Editorial – Up In Smoke

On October 10, the Governor of California signed a bill that bans adults from smoking in a vehicle carrying passengers under 18 years old. The law is scheduled to take effect January 1.

The Ontario Medical Association applauds the decision, and says that the province’s doctors will push for a similar ruling. For the sake of the kids, let’s hope It’s not too similar.

On the surface, the new legislation looks good. We all know tobacco products kill; even cigarette packages spell out the dangers.

And according to the OMA’s website, there’s no doubt that second-hand smoke is equally deadly. Bronchitis, pneumonia, asthma, sudden infant death syndrome (SIDS), increased rates of adulthood heart disease and cancer: all these risks are associated with second-hand smoke (SHS). In an enclosed space such as a car, levels of SHS can be 23 times more toxic than in a house.

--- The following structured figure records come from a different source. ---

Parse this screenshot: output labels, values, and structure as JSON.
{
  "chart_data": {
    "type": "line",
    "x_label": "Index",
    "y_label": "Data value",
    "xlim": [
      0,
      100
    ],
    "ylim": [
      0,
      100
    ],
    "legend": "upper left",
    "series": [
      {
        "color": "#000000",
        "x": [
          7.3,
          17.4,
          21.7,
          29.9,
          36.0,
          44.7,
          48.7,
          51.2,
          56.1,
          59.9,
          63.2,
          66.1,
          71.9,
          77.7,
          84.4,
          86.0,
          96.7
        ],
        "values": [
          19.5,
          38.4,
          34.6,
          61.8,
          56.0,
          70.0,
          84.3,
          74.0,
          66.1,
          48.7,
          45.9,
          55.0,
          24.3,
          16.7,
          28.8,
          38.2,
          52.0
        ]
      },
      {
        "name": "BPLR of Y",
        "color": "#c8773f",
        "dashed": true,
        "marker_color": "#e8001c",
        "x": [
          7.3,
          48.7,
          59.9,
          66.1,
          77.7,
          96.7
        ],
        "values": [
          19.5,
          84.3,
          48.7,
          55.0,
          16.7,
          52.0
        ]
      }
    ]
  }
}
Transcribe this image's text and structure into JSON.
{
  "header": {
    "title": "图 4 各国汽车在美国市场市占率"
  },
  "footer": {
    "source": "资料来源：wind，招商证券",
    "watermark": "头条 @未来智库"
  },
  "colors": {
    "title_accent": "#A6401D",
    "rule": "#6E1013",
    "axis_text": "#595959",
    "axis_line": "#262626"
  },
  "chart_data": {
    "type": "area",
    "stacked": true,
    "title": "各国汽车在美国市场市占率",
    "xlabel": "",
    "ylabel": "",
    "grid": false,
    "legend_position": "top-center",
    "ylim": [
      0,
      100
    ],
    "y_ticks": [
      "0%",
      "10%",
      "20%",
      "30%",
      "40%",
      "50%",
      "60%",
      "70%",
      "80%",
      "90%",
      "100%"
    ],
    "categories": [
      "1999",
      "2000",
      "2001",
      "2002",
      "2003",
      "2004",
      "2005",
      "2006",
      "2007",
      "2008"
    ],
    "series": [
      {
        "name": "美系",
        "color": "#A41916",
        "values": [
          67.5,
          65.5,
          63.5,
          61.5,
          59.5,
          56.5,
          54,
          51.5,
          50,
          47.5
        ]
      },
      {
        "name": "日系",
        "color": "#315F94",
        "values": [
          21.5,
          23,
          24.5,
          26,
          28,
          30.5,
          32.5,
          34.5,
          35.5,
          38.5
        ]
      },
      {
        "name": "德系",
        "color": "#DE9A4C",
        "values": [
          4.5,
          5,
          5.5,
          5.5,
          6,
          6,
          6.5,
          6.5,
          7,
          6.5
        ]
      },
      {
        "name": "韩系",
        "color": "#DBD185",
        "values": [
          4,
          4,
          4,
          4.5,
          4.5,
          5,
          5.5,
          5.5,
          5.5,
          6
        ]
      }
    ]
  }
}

It makes sense, then, that adults should be prohibited from exposing kids to these health risks.

There are those who protest based on their right to privacy, on their right to parent without government interference. But if they’re going to protest the smoking ban, they ought to be just as vocal about other laws designed to protect kids from known toxins: It’s illegal to provide alcohol to minors; caregivers can be charged with negligence if their carelessness leads to a child taking poison or an illegal substance. The list goes on. The bottom line is that there are laws in place to protect kids from exposure to dangerous and potentially deadly substances. A proven carcinogen should be no different.

Yet while most people would agree that ensuring the well-being of children is important, Governor Schwarzenegger’s legislation makes it only a secondary offense, impossible to enforce unless a separate traffic infraction occurs.

In other words, if a police officer observes an adult smoking in a car that is also carrying a young child, he can’t enforce the law unless there’s another reason to pull the car over, such as an illegal turn or speeding.

To draw a parallel, It’s illegal to provide alcohol to a minor. It, along with SHS, carries known health risks, especially to children. Yet if enforcing that law was predicated on an adult committing another infraction before police could take action, there would be an immediate outcry. I’m not talking about police entering people’s homes without cause; if an adult in a car was seen handing a drink to a young child in plain sight, authorities wouldn’t be expected to wait until the vehicle made, say, an illegal left-hand turn before stepping in.

So while the headlines are congratulatory, they’re also premature. For all the hyperbole, the Terminator’s recent legislation amounts to little more than a feel-good gesture; one that isn’t going to do a whole lot to terminate smoking in cars with kids.

Let’s just hope that if Canadian legislators ever get around to enacting a similar law, It’s more than just smoke and mirrors.